Ces deux exemples soulèvent toute la question de la stratégie industrielle du Québec. Faut-il encourager la fermeture des industries grandes consommatrices d’énergie pour dégager des kilowatts pour l’exportation aux États-Unis ? Non, disent certains, car cela signifie renoncer à établir un secteur industriel fort au Québec et exporter des emplois bien payés aux États-Unis. Oui, disent les autres, qui ne manquent pas de souligner que les promesses d’établir des usines de deuxième et troisième transformation de l’aluminium et de magnésium – pour ne prendre que ces deux exemples – ne se sont jamais réalisés. « Où est la “ vallée de l’aluminium ” promise par les gouvernements pour justifier les tarifs préférentiels d’électricité accordés à ces usines ? », lancent-ils.

Le troisième élément de la non-compétitivité de l’usine de Bécancour, la force du dollar canadien, mérite également d’y voir d’un peu plus près. Norsk-Hydro n’est pas la seule entreprise à être durement frappée par la hausse marquée du dollar canadien. Dernièrement, les médias nous apprenaient que le p.d.-g. de Bombardier, Laurent Beaudouin, s’est rendu à Ottawa pour intervenir auprès des gouverneurs de la Banque du Canada afin qu’ils utilisent la politique monétaire pour infléchir le cours du dollar.

La valeur du dollar canadien est gonflée par le prix du pétrole et ne reflète pas l’état de l’économie. En fait, l’économie canadienne est balkanisée. Les taux de croissance prévus pour les provinces productrices de pétrole comme l’Alberta et, dans une moindre mesure, la Saskatchewan et Terre-Neuve, s’envolent, alors qu’ils stagnent au Québec et en Ontario.

L’économie canadienne se fragmente sur des bases régionales et nationales. L’économie du Québec se démarque nettement de l’économie canadienne et se trouve pénalisée par des décisions économiques et monétaires prises en fonction de cette dernière. Si la situation persiste, la question de la pertinence d’une monnaie québécoise dans un Québec souverain se posera à nouveau.
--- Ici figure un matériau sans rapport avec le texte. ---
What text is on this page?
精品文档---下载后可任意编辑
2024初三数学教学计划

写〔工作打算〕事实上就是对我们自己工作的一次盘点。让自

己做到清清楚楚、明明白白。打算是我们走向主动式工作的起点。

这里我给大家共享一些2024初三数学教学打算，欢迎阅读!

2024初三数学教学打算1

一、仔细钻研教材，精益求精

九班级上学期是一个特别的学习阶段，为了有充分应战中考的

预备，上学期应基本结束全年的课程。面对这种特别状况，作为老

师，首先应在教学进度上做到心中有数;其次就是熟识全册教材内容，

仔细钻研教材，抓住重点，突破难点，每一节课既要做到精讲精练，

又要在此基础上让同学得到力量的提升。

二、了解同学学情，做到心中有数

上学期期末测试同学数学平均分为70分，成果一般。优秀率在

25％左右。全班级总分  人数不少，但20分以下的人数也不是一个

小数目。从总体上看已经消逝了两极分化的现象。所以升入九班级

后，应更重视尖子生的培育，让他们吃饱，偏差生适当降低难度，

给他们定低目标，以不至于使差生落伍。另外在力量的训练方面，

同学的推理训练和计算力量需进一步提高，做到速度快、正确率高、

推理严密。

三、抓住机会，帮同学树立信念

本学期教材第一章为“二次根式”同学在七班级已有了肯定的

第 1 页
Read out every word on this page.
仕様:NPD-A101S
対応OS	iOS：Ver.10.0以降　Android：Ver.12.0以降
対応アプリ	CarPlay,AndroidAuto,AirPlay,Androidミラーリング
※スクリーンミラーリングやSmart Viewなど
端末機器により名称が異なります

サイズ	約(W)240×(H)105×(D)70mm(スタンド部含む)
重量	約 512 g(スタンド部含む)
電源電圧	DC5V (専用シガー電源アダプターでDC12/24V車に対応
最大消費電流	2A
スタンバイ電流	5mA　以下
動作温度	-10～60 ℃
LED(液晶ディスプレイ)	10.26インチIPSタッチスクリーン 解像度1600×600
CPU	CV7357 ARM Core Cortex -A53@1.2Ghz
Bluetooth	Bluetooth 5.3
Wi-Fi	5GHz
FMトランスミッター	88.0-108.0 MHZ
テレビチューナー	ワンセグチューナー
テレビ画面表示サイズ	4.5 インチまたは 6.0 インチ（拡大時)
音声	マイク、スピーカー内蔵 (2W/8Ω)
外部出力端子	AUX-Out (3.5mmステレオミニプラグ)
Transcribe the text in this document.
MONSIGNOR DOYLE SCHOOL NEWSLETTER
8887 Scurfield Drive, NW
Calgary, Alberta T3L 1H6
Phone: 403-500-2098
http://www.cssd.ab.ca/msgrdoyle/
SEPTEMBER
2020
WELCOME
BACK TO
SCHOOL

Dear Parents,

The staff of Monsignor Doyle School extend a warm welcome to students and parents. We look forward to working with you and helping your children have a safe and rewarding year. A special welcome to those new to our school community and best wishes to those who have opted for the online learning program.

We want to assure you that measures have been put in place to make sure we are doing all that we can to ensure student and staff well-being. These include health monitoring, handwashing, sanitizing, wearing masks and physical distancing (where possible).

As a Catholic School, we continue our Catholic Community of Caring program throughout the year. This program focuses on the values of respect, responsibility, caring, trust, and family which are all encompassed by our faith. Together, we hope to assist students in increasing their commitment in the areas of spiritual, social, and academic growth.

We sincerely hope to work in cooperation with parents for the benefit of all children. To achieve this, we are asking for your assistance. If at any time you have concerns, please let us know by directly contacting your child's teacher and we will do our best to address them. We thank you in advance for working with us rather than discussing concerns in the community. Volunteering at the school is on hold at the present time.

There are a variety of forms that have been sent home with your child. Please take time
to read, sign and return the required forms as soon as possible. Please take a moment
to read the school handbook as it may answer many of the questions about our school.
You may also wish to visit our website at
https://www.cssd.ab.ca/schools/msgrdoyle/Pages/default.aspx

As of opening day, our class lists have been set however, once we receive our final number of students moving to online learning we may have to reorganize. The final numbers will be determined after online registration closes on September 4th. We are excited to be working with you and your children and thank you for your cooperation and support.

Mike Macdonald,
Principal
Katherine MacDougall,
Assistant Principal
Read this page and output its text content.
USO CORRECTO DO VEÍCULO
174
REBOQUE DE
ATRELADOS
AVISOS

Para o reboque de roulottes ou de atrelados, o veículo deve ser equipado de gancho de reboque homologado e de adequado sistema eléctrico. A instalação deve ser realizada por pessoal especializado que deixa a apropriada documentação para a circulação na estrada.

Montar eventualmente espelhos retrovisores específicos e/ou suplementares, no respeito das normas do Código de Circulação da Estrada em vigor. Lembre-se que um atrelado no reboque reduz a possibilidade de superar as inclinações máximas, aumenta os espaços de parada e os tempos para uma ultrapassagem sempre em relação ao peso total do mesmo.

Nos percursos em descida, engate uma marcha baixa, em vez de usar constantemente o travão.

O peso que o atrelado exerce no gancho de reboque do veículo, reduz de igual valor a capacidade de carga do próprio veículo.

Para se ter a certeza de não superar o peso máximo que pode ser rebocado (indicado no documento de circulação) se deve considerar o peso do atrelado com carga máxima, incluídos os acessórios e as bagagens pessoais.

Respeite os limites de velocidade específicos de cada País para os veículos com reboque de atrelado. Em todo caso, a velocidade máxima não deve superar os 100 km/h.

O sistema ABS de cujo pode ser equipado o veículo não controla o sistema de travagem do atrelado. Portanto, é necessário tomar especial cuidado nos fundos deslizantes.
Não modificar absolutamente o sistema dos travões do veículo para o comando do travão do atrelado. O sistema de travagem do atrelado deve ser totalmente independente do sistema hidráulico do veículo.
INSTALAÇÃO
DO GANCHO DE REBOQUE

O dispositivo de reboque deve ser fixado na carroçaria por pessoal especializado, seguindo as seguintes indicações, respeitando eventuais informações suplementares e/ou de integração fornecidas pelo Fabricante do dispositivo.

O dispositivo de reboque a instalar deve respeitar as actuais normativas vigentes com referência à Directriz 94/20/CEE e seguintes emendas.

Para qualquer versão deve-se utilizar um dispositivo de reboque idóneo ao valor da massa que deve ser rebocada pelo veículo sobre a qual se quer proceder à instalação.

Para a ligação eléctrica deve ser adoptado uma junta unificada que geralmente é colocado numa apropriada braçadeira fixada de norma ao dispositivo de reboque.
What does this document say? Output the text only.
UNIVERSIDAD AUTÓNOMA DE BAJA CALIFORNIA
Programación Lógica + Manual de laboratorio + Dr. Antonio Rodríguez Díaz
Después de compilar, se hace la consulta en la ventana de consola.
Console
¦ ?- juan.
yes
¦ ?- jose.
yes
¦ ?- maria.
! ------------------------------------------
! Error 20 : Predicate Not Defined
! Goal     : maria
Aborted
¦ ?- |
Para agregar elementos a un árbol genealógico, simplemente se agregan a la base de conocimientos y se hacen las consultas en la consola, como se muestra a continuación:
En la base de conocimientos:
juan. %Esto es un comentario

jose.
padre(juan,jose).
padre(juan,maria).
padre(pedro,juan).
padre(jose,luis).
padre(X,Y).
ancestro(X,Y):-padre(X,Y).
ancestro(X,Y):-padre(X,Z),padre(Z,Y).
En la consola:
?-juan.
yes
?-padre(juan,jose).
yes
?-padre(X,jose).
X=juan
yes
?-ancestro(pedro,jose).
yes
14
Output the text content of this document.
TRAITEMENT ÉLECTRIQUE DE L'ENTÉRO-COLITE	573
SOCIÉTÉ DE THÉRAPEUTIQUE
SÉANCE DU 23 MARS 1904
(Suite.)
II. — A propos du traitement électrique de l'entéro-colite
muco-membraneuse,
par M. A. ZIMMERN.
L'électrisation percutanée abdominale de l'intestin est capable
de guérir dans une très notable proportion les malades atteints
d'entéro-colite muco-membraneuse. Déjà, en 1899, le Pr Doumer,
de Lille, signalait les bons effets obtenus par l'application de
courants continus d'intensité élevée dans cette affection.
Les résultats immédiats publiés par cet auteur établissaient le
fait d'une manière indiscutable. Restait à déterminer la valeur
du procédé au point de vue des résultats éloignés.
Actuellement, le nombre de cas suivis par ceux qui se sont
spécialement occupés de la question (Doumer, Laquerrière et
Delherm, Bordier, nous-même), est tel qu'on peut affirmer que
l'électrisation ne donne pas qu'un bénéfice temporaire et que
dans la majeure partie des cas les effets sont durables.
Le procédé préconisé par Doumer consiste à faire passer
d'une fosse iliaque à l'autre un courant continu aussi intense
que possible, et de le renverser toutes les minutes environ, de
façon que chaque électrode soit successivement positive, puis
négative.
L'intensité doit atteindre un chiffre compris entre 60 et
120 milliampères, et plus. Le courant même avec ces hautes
Il est bien connu que Jacques Parizeau était autrefois partisan d’une monnaie québécoise, mais les souverainistes ont décidé de conserver le dollar canadien lors de la proclamation de l’indépendance pour éviter d’éventuelles spéculations des marchés financiers contre une monnaie québécoise. Le raisonnement est le suivant : Les institutions financières canadiennes vont intervenir contre de telles manœuvres déstabilisatrices si elles se manifestent, car elles seraient les premières à en être victimes. Mais, si les conditions actuelles perdurent, la question d’une monnaie québécoise ne manquera pas de se poser une fois l’indépendance réalisée et la stabilité d’un futur État québécois acquise.

Cependant, à court terme, ce sont les travailleuses et les travailleurs québécois – comme ceux de Norsk Hydro – qui font les frais des distorsions de l’économie canadienne causées par le boom pétrolier. Non seulement l’Alberta et les provinces productrices de pétrole refusent de partager avec les autres provinces canadiennes les plantureux bénéfices qu’elles tirent de l’exploitation pétrolière et gazière, mais la situation conduit inexorablement à la faillite du secteur industriel du Québec et à la mise à pied de milliers de travailleuses et de travailleurs.